I preach that there are all kinds of truth, your truth and somebody else’s, but behind all of them, there’s only one truth and that is that there’s no truth…. Where you come from is gone, where you thought you were going to never was there, and where you are is no good unless you can get away from it. Where is there a place for you to be? No place.
—Hazel Motes in Flannery O’Connor’s Wise Blood, chapter 10

Brad Dourif as Hazel Motes

Throughout his career, John Huston has kept faith with a vision of mankind as a valiant, fumbling lot, and life as a mostly doomed quest after holy and unholy grails: truth, riches, peace of mind, personal and cosmic vengeance, kingly selfhood. His Homo sapiens is a quirky, charming, exasperating, sometimes weirdly noble species occupying a tenuous ascendancy in the evolutionary scheme of things. The director contemplates his protagonists’ foibles and virtues, triumphs and catastrophes, with equal indulgence, but he never suspends the rules of the existential game, never reaches in to prop his people up or knock them down. He just watches, sees the way things are, shows them as clearly as it is in his power to do, and then shares with us his sad, ironical smile.

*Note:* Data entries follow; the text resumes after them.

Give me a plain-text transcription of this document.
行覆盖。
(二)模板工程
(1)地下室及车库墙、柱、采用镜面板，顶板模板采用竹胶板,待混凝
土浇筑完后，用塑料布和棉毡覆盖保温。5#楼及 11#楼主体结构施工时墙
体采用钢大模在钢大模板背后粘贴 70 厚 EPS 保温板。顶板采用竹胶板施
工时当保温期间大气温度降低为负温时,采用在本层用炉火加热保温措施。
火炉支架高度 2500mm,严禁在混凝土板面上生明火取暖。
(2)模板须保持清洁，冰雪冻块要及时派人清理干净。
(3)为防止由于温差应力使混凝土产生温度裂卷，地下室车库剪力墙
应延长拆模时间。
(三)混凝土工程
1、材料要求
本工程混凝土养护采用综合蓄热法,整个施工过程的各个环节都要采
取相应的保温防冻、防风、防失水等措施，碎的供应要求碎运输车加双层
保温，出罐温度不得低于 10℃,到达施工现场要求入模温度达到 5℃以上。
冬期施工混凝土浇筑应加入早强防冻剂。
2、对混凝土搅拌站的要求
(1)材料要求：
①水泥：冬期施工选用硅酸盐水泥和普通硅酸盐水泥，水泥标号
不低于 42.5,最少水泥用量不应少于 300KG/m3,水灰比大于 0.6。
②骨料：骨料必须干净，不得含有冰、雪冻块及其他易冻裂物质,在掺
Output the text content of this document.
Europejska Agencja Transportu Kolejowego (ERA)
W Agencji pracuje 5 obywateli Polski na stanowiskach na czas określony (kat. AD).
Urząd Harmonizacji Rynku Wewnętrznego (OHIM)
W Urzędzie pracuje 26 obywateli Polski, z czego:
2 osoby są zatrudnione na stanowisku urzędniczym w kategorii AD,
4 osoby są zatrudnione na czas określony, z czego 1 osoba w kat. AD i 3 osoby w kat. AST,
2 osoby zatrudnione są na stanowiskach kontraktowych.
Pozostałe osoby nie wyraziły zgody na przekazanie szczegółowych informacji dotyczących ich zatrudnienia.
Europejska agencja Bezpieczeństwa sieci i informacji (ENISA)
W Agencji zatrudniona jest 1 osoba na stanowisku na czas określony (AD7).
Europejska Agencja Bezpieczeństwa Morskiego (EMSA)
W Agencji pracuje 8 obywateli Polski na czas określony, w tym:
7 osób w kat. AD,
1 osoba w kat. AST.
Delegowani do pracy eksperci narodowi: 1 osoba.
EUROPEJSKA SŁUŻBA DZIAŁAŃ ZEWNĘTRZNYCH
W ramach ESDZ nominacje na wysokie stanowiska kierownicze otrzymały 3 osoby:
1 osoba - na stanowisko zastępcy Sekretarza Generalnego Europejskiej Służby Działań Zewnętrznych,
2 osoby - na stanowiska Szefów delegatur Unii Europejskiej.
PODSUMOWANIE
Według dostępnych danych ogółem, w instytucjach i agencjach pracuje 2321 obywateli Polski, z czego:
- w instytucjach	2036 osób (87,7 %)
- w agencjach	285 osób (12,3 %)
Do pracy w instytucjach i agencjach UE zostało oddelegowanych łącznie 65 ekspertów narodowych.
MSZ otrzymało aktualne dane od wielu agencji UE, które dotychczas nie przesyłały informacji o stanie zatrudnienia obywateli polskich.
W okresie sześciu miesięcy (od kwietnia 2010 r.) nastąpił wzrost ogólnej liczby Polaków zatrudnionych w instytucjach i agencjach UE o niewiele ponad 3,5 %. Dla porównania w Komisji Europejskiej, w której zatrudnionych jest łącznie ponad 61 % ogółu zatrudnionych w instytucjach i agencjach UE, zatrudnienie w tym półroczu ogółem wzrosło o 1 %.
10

Wise Blood tells the story of Hazel Motes (Brad Dourif), a fierce-eyed cracker who returns from an unspecified modern war, pensioned off because of an unspecified wound, to find the family homestead in ruins and his Georgia village permanently bypassed by the highway. Changing his Army uniform for an $11.98 suit at the general store, Hazel entrains for “the city” determined “to do some things I never done before.” These all have to do with his violent need to establish “a place to be,” not only in space—a klunker car and a rented room will serve for that—but also in spirit, which only a dismantling of the entire Judaeo-Christian worldview will achieve.